Yep, there is. MMD 0x1f register 0x25, TMCH_CTRL, defaults to only sending the test pattern out pair A.

With that fixed, on g12 I'm seeing the test pattern on all pairs. So we know our register config is correct there.

And now here's what we see on g13. One of these is not like the other.

Probably a solder defect but I'll need to pull the board to investigate. Decabling this will take a while...

I wish it was a solder defect. The truth is worse.

Not sure how this got through design review...

Looking at the layout, bodging this is going to be fuuuun.

g10, g8, and g4 have pair D routed on layer 6 of 8. Getting to them (assuming I come from the back of the PCB to avoid desoldering the connector) will mean drilling down 250 μm - annoying but not too bad.

g13, g6, g2, and g0, all have pair D router on layer 3 of 8. Getting to *this* from the back side will mean drilling down almost 1.3 mm. That will be decidedly less fun.

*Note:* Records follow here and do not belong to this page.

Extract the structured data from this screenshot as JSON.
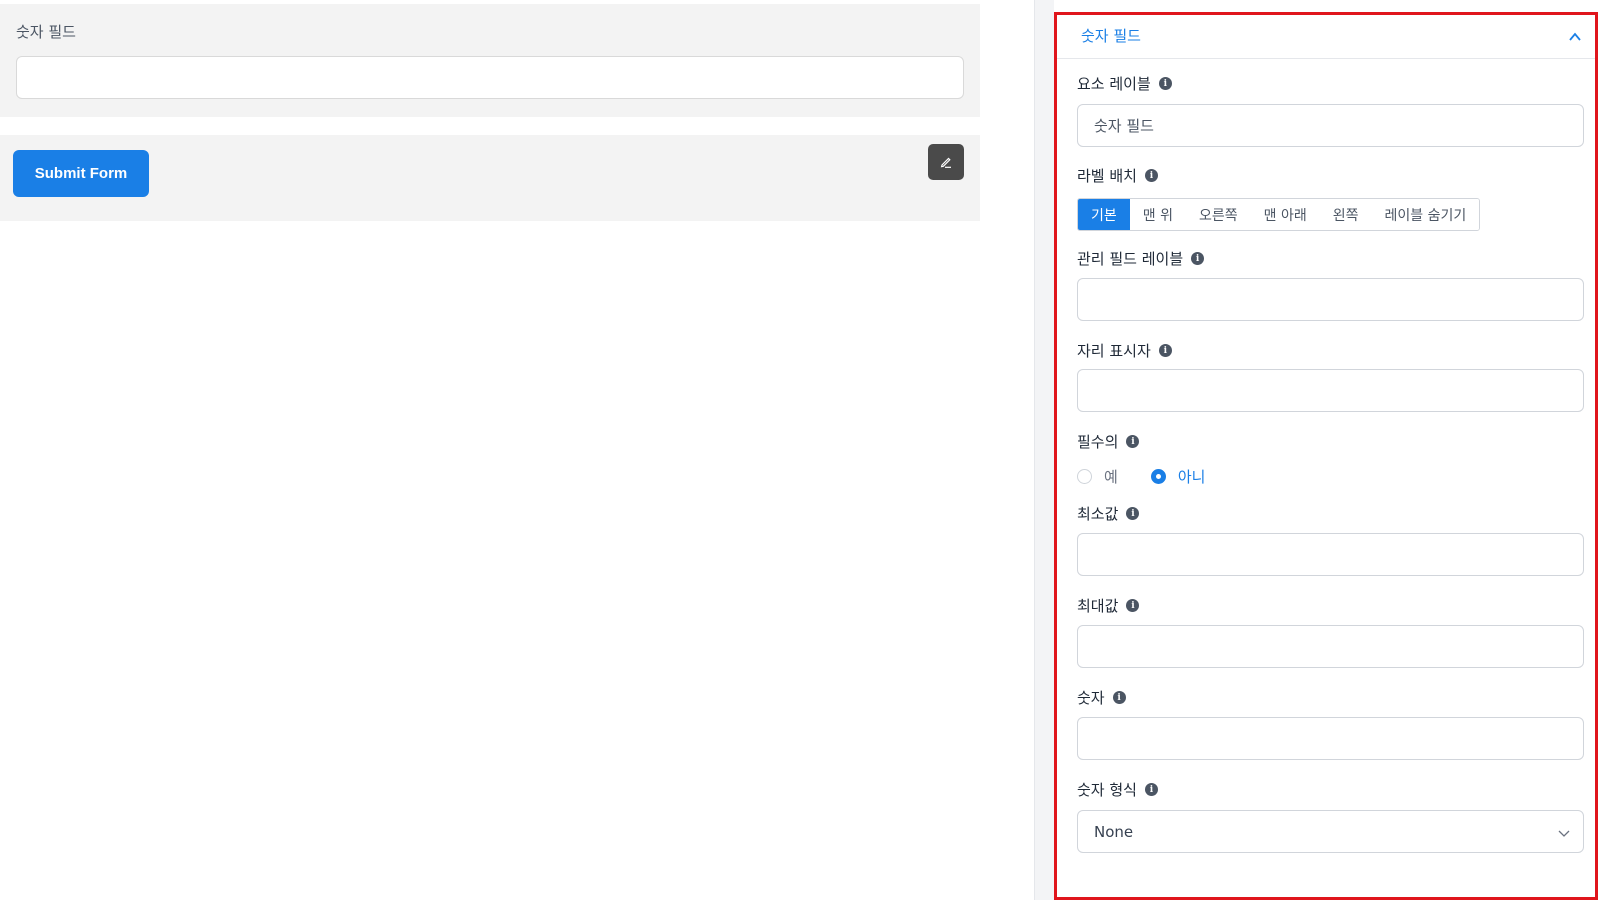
{
  "canvas": {
    "number_field_label": "숫자 필드",
    "submit_button_label": "Submit Form"
  },
  "panel": {
    "title": "숫자 필드",
    "element_label": {
      "label": "요소 레이블",
      "value": "숫자 필드"
    },
    "label_placement": {
      "label": "라벨 배치",
      "options": [
        "기본",
        "맨 위",
        "오른쪽",
        "맨 아래",
        "왼쪽",
        "레이블 숨기기"
      ],
      "selected": "기본"
    },
    "admin_field_label": {
      "label": "관리 필드 레이블",
      "value": ""
    },
    "placeholder": {
      "label": "자리 표시자",
      "value": ""
    },
    "required": {
      "label": "필수의",
      "options": [
        "예",
        "아니"
      ],
      "selected": "아니"
    },
    "min_value": {
      "label": "최소값",
      "value": ""
    },
    "max_value": {
      "label": "최대값",
      "value": ""
    },
    "number": {
      "label": "숫자",
      "value": ""
    },
    "number_format": {
      "label": "숫자 형식",
      "value": "None"
    }
  },
  "colors": {
    "accent": "#1a7fe6",
    "highlight_border": "#e0151c",
    "canvas_block_bg": "#f3f3f3",
    "edit_button_bg": "#4a4a4a"
  },
  "icons": {
    "info": "info-icon",
    "collapse": "chevron-up-icon",
    "edit": "pencil-icon",
    "select_caret": "chevron-down-icon"
  }
}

And worst case, this isn't a fatal issue for a prototype. Having half the ports only run in 100baseTX mode, or even not work at all, would surely be annoying. But it wouldn't prevent me from using the board as a development platform for the full scale 24 port switch, which was the real goal.

But I'd like to make it fully functional if I can.

Not happening tonight, though. I've got too much else on my plate with time constraints.

Actually I might try some fixturing work and a preliminary cut while waiting for stuff to run on another project.

My microscope ring light was too fat to clear so I bodged up an LED headlamp with some tape.

First connector (on the DP83867s) bodged. Not attempting the rest (on the VSC8512) until I've brought it up.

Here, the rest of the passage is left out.